I noticed Rockstor installer didn’t have UEFI boot option - not sure if this is affecting anything.
I’m trying to add these devices, but they aren’t being detected:
Disk /dev/sdf: 4000.8 GB, 4000787030016 bytes, 7814037168 sectors
Units = sectors of 1 * 512 = 512 bytes
Sector size (logical/physical): 512 bytes / 4096 bytes
I/O size (minimum/optimal): 4096 bytes / 4096 bytes
Disk label type: dos
Disk identifier: 0x00000000
Device Boot Start End Blocks Id System
/dev/sdf1 1 4294967295 2147483647+ ee GPT
Partition 1 does not start on physical sector boundary.
I was able to mount the BTRFS device directly… not sure if I can get Rockstor to see it though.
[root@rockstor mnt]# mount /dev/sdc1 /mnt
[root@rockstor mnt]# ls /mnt
backup media temp torrents
[root@rockstor mnt]# mount
...
/dev/sdd1 on /mnt type btrfs (rw,relatime,space_cache,subvolid=5,subvol=/)
Seems to show up since the devices were SD[C-F].
To get things running quickly I will probably just add a removable disk, copy the files, then have Rockstor create the rest.
I think the issue here is that what you have there is not actually whole disk btrfs as the btrfs exists within a partition which bar the special case of the rockstor_rockstor system partition Rockstor doesn’t support, hence the no import option.

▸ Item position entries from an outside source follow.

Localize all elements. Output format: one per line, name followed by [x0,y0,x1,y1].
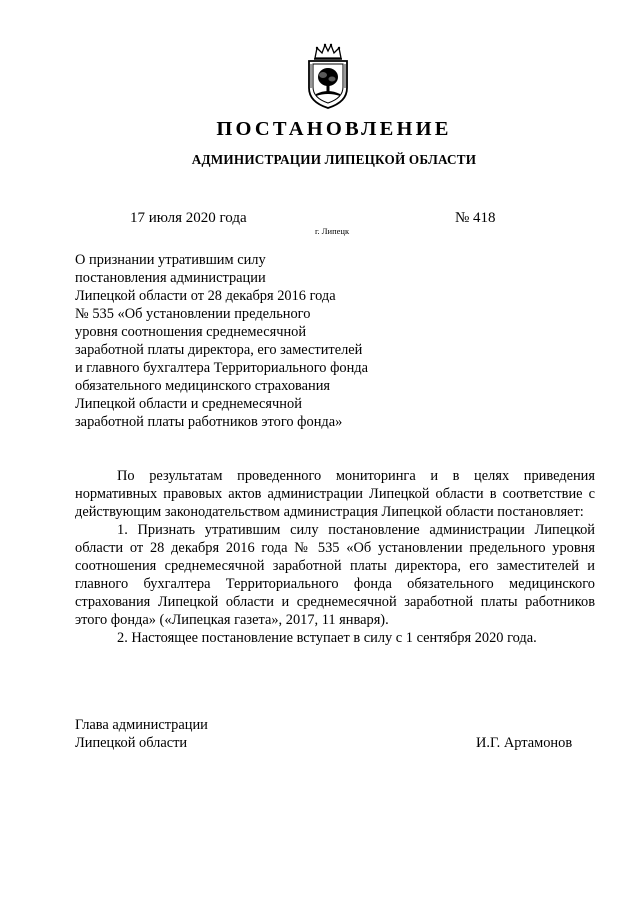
document-type-title: ПОСТАНОВЛЕНИЕ [216,118,452,140]
subject-line: Липецкой области от 28 декабря 2016 года [75,288,336,304]
preamble-paragraph: По результатам проведенного мониторинга и в целях приведения нормативных правовых актов администрации Липецкой области в соответствие с действующим законодательством администрация Липецкой области постановляет: [75,468,595,520]
emblem [303,42,353,110]
signer-position-line: Липецкой области [75,735,188,751]
subject-line: уровня соотношения среднемесячной [75,324,307,340]
signer-position-line: Глава администрации [75,717,208,733]
subject-line: О признании утратившим силу [75,252,266,268]
item-1-paragraph: 1. Признать утратившим силу постановление администрации Липецкой области от 28 декабря 2016 года № 535 «Об установлении предельного уровня соотношения среднемесячной заработной платы директора, его заместителей и главного бухгалтера Территориального фонда обязательного медицинского страхования Липецкой области и среднемесячной заработной платы работников этого фонда» («Липецкая газета», 2017, 11 января). [75,522,595,628]
document-number: № 418 [455,210,496,226]
issuer-title: АДМИНИСТРАЦИИ ЛИПЕЦКОЙ ОБЛАСТИ [191,152,477,167]
subject-line: постановления администрации [75,270,266,286]
subject-line: обязательного медицинского страхования [75,378,331,394]
document-date: 17 июля 2020 года [130,210,247,226]
document-place: г. Липецк [315,226,350,236]
document-body [75,467,595,647]
subject-block [75,251,405,431]
subject-line: Липецкой области и среднемесячной [75,396,302,412]
item-2-paragraph: 2. Настоящее постановление вступает в силу с 1 сентября 2020 года. [117,630,537,646]
signer-name: И.Г. Артамонов [476,735,573,751]
subject-line: заработной платы директора, его заместителей [75,342,363,358]
coat-of-arms-icon [303,42,353,110]
subject-line: и главного бухгалтера Территориального фонда [75,360,369,376]
signer-position [75,716,208,752]
crown-shape [315,45,341,58]
subject-line: № 535 «Об установлении предельного [75,306,311,322]
subject-line: заработной платы работников этого фонда» [75,414,343,430]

It’s a bit confusing because presumably the partition covers the whole disk but that is not the meaning of ‘whole disk’ btrfs. In that case the device would be /dev/sdf (the whole disk) not /dev/sdf1 which indicates the first primary partition on a partitioned disk. Btrfs itself can handle the disk ‘raw’ prior to any partitioning and this is what Rockstor’s design has chosen as the basis for all data disks.
It looks like you are on the right track by manually mounting and copying off the data to your external drive via cli so that you can wipe these disks using the cog that appears by them (hopefully) and then re-create the btrfs raid using Rockstor’s Web-UI to ensure the result is whole disk in basis. I am assuming this was what you meant in your second post.
Thank you, that does help and explains things. I was sure I did whole disk but I set these up a long time ago on a Debian machine. Either way I’m doing good with my external and should be able to set these up.